I would like to make a class composition so that the instance variables of the composing classes become instance variables of the composition but with adjusted names.
The application for this is in defining new objects for drawing in matplotlib. One example is that I would like to have a function drawMyArrow that draws an arrow with possibly different colors (and other specifications) for its head, tail, and arc. I would like to be able to pass various specifications for the head, tail, and arc via keyword arguments in drawMyArrow. I haven't worked with classes before, but reading up on this online, I believe that the best way to solve my problem is to define a class MyArrow that is a composition of some classes ArrowHead and ArrowArc.
To illustrate my problem, consider a simple toy example.
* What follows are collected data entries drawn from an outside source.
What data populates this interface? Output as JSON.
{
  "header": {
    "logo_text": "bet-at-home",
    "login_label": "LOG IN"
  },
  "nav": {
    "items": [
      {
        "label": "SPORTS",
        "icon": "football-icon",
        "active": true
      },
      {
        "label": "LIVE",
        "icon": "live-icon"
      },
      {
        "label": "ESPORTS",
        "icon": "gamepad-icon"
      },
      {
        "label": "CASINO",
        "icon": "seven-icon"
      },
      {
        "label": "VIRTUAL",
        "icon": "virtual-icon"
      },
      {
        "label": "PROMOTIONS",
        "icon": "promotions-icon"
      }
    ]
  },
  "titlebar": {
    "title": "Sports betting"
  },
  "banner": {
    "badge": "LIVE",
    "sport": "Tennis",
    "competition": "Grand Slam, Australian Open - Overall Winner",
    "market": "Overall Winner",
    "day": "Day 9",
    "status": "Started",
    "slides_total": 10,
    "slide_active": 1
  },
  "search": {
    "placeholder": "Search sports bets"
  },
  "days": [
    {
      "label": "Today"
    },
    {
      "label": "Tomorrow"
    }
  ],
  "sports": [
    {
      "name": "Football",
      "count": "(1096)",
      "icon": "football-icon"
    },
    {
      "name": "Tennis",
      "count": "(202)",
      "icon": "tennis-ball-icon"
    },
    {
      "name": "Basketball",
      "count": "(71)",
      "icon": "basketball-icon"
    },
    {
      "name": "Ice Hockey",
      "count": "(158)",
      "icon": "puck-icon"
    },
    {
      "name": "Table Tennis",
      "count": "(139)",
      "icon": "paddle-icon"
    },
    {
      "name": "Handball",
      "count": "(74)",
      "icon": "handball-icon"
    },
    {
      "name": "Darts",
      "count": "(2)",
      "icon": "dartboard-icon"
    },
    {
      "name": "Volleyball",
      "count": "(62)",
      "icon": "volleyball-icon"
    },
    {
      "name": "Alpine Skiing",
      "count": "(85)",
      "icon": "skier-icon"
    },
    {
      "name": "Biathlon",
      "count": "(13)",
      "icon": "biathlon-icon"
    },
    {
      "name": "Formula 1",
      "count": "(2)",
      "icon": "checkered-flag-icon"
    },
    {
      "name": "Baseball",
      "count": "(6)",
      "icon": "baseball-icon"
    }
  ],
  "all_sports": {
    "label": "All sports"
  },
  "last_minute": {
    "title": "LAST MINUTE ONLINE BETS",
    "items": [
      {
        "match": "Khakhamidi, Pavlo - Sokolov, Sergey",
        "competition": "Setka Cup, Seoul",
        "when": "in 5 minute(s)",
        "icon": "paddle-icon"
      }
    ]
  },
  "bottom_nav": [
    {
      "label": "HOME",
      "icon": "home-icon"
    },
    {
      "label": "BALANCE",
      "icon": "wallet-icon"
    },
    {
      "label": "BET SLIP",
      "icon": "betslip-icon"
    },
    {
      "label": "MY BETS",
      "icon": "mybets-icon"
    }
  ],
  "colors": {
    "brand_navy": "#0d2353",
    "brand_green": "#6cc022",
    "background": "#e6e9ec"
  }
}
Let's define a class Room that is a composition of the classes wall, window, and door.
class Door:
    def __init__(self, color='white', height=2.3, width=1.0):
        self.color = color
        self.height = height
        self.width = width
class Window:
    def __init__(self, color='white', height=1.0, width=0.8):
        self.color = color
        self.height = height
        self.width = width
class Wall:
    def __init__(self, color='white', height=2.5, width=4.0):
        self.color = color
        self.height = height
        self.width = width
class Room:
    def __init__(self):
        self.door = Door()
        self.window = Window()
        self.wall = Wall()
The instance variables of Door, Window, and Wall are color, height, width. I would like Room to have instance variables doorcolor, windowcolor, wallcolor, doorheight, windowheight, etc. I could add all nine instance variables to Room explicitly and define set and get functions for them. But if I later decide to add more instance variables to Door, Window, or Wall I would always need to edit the code for Room again too. Is there a way to code Room so that it adopts (and renames) the instance variables from its component classes automatically?